Psikolojinizi bozmayın
Pazarlama disiplinini insan psikolojinden ayrı düşünmek olanaksız. Özünde en insani ihtiyaçlarından biri kendisini “iyi” olarak tanımlamak olan insan, değerleri ve isteklerine uygun yaşadığında kendini iyi hissediyor. Ancak, bugün tüketiciler deneyimledikleri ve daha da kötüsü sürekli olarak uydukları ve tüketim yoluyla karşıladıkları istek ve güdülerin sıklıkla bu değer ve özlemlere ters olduğunu giderek daha fazla fark etmeye başladı. Farkındalık da harekete geçmeyi sağladı.
Tüketiciler, her gün kötü iş süreçleri ve etik uygulamalar hakkında daha fazla bilgi alıyor, gelişmekte olan ülkelerdeki işçilerin bastırılmış seslerini kulaklarıyla duyuyor ve severek tükettikleri pek çok gıda veya içeceğin sağlığa zararları konusunda bilimsel verilerle karşılaşıyor. Dünyadaki tüketim trendlerini izleyen Trendwatching, Kasım 2013 raporunda vicdanı temiz ve suçsuz marka arayan tüketicinin dramına ve markaların bu konudaki tutumlarına yer veriyor.
* “Çevre üzerindeki etkimden dolayı suçluluk duyuyorum” ifadesi sunulduğunda, küresel tüketicilerin* %28’i kendilerine 5 üzerinden 4 puan veriyor (5 üzerinden 5 “kesinlikle katılıyorum” anlamına gelmektedir). Hintlilerin %45’i, Çinlilerin %42’si ve Brezilyalıların %40’ı kendilerine 5 üzerinden 4 veriyor. Buna karşın, bu oran İngilizlerde %23, Amerikalılarda %21 ve Avustralyalılarda %19’a kadar düşüyor.
* 2013 yılında ABD’li tüketicilerin %27’si gıda israfı konusunda 2012’ye göre daha endişeliyken, yalnızca %5’i daha az endişeli.
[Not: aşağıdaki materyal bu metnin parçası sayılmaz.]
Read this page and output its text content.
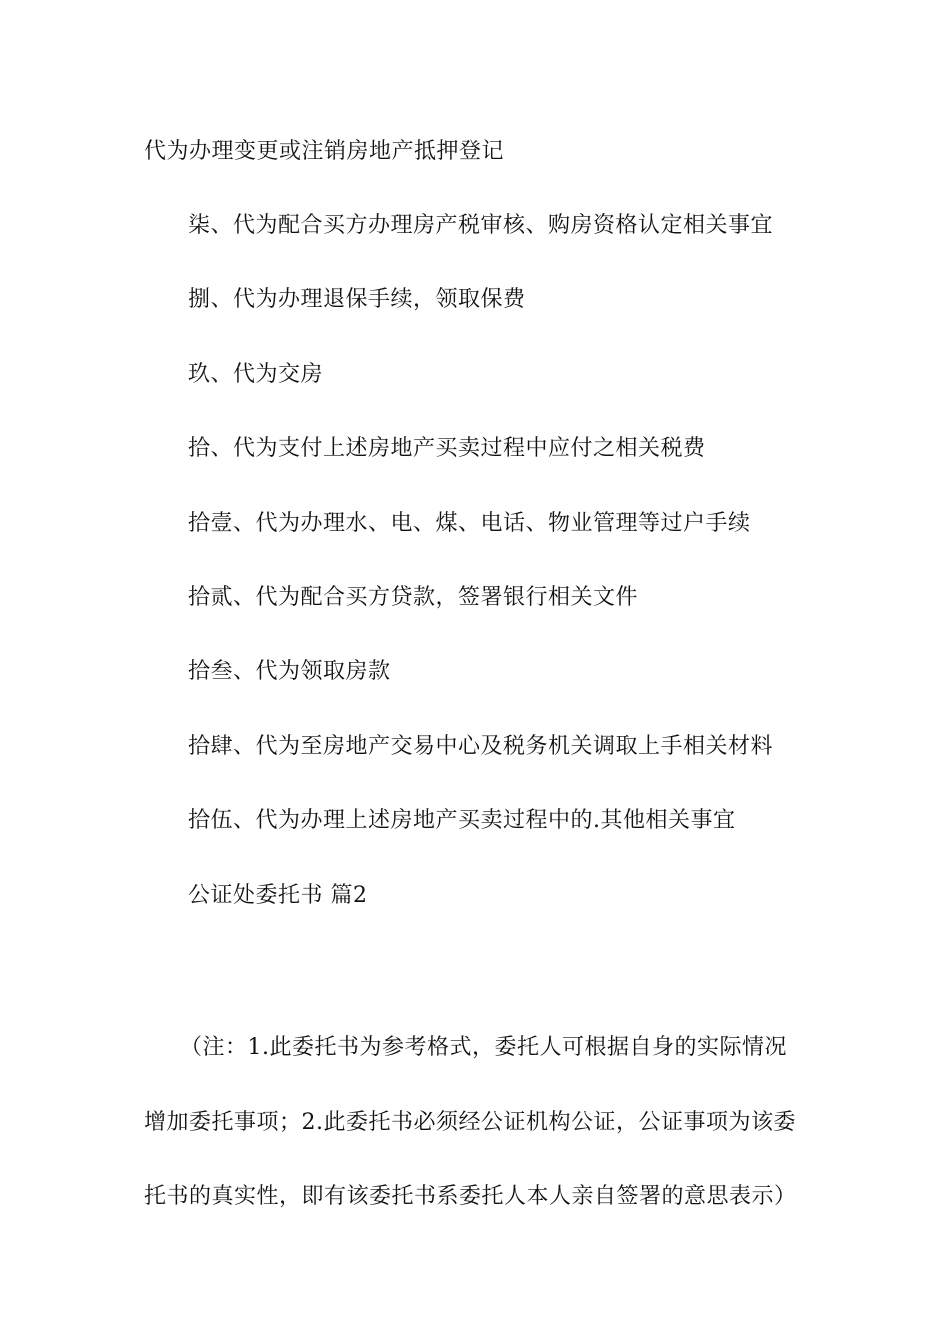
代为办理变更或注销房地产抵押登记
柒、代为配合买方办理房产税审核、购房资格认定相关事宜
捌、代为办理退保手续，领取保费
玖、代为交房
拾、代为支付上述房地产买卖过程中应付之相关税费
拾壹、代为办理水、电、煤、电话、物业管理等过户手续
拾贰、代为配合买方贷款，签署银行相关文件
拾叁、代为领取房款
拾肆、代为至房地产交易中心及税务机关调取上手相关材料
拾伍、代为办理上述房地产买卖过程中的.其他相关事宜
公证处委托书 篇2
（注：1.此委托书为参考格式，委托人可根据自身的实际情况
增加委托事项；2.此委托书必须经公证机构公证，公证事项为该委
托书的真实性，即有该委托书系委托人本人亲自签署的意思表示）
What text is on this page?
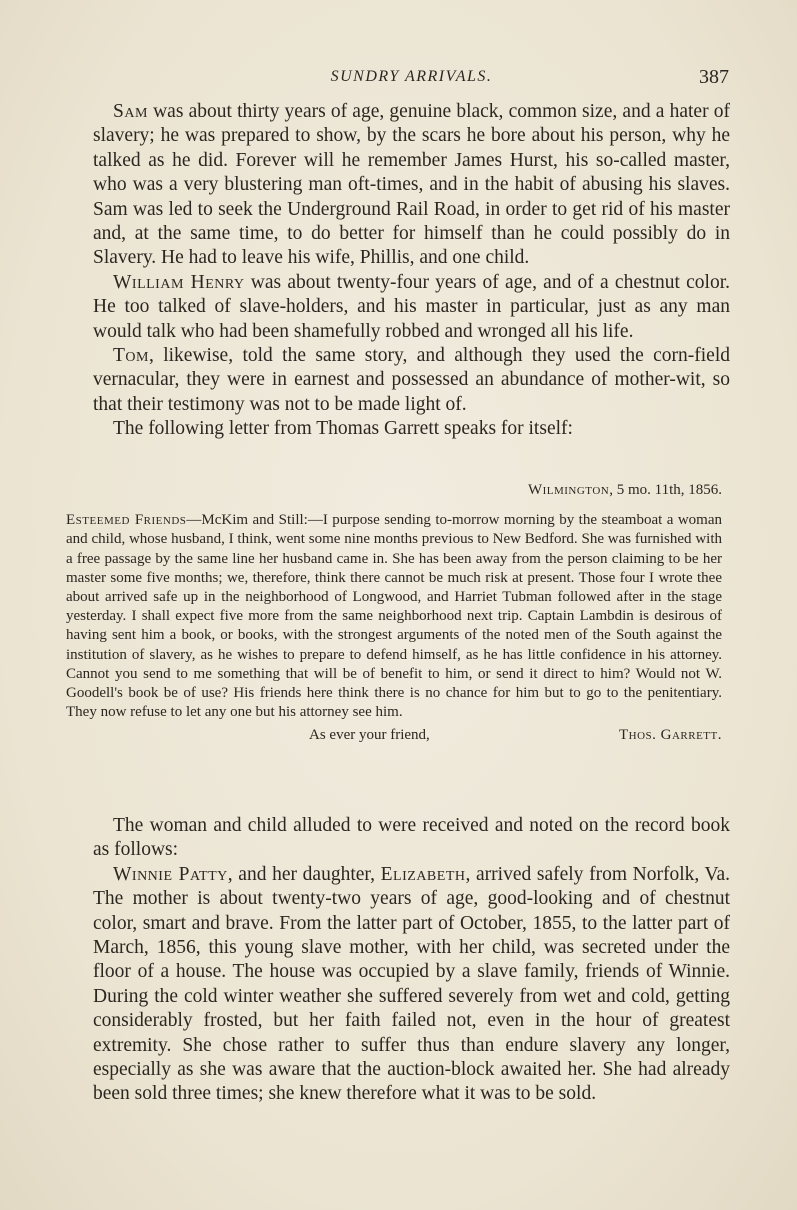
SUNDRY ARRIVALS.	387

Sam was about thirty years of age, genuine black, common size, and a hater of slavery; he was prepared to show, by the scars he bore about his person, why he talked as he did. Forever will he remember James Hurst, his so-called master, who was a very blustering man oft-times, and in the habit of abusing his slaves. Sam was led to seek the Underground Rail Road, in order to get rid of his master and, at the same time, to do better for himself than he could possibly do in Slavery. He had to leave his wife, Phillis, and one child.

William Henry was about twenty-four years of age, and of a chestnut color. He too talked of slave-holders, and his master in particular, just as any man would talk who had been shamefully robbed and wronged all his life.

Tom, likewise, told the same story, and although they used the corn-field vernacular, they were in earnest and possessed an abundance of mother-wit, so that their testimony was not to be made light of.

The following letter from Thomas Garrett speaks for itself:

Wilmington, 5 mo. 11th, 1856.

Esteemed Friends—McKim and Still:—I purpose sending to-morrow morning by the steamboat a woman and child, whose husband, I think, went some nine months previous to New Bedford. She was furnished with a free passage by the same line her husband came in. She has been away from the person claiming to be her master some five months; we, therefore, think there cannot be much risk at present. Those four I wrote thee about arrived safe up in the neighborhood of Longwood, and Harriet Tubman followed after in the stage yesterday. I shall expect five more from the same neighborhood next trip. Captain Lambdin is desirous of having sent him a book, or books, with the strongest arguments of the noted men of the South against the institution of slavery, as he wishes to prepare to defend himself, as he has little confidence in his attorney. Cannot you send to me something that will be of benefit to him, or send it direct to him? Would not W. Goodell's book be of use? His friends here think there is no chance for him but to go to the penitentiary. They now refuse to let any one but his attorney see him.

As ever your friend,	Thos. Garrett.

The woman and child alluded to were received and noted on the record book as follows:

Winnie Patty, and her daughter, Elizabeth, arrived safely from Norfolk, Va. The mother is about twenty-two years of age, good-looking and of chestnut color, smart and brave. From the latter part of October, 1855, to the latter part of March, 1856, this young slave mother, with her child, was secreted under the floor of a house. The house was occupied by a slave family, friends of Winnie. During the cold winter weather she suffered severely from wet and cold, getting considerably frosted, but her faith failed not, even in the hour of greatest extremity. She chose rather to suffer thus than endure slavery any longer, especially as she was aware that the auction-block awaited her. She had already been sold three times; she knew therefore what it was to be sold.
* Güdülerin tatmin edilmesi yoluyla zevk alma ve artan suçluluk duygusundan kurtulma gibi birbiriyle çelişen ihtiyaçlarla kuşatılan tüketiciler, artık farklı bir tüketim türüne açlık duyuyor: Tüketimden zevk almaya devam etmelerini ancak negatif etkilerinden endişelenmemelerini (veya daha az endişelenmelerini) sağlayacak bir tüketim.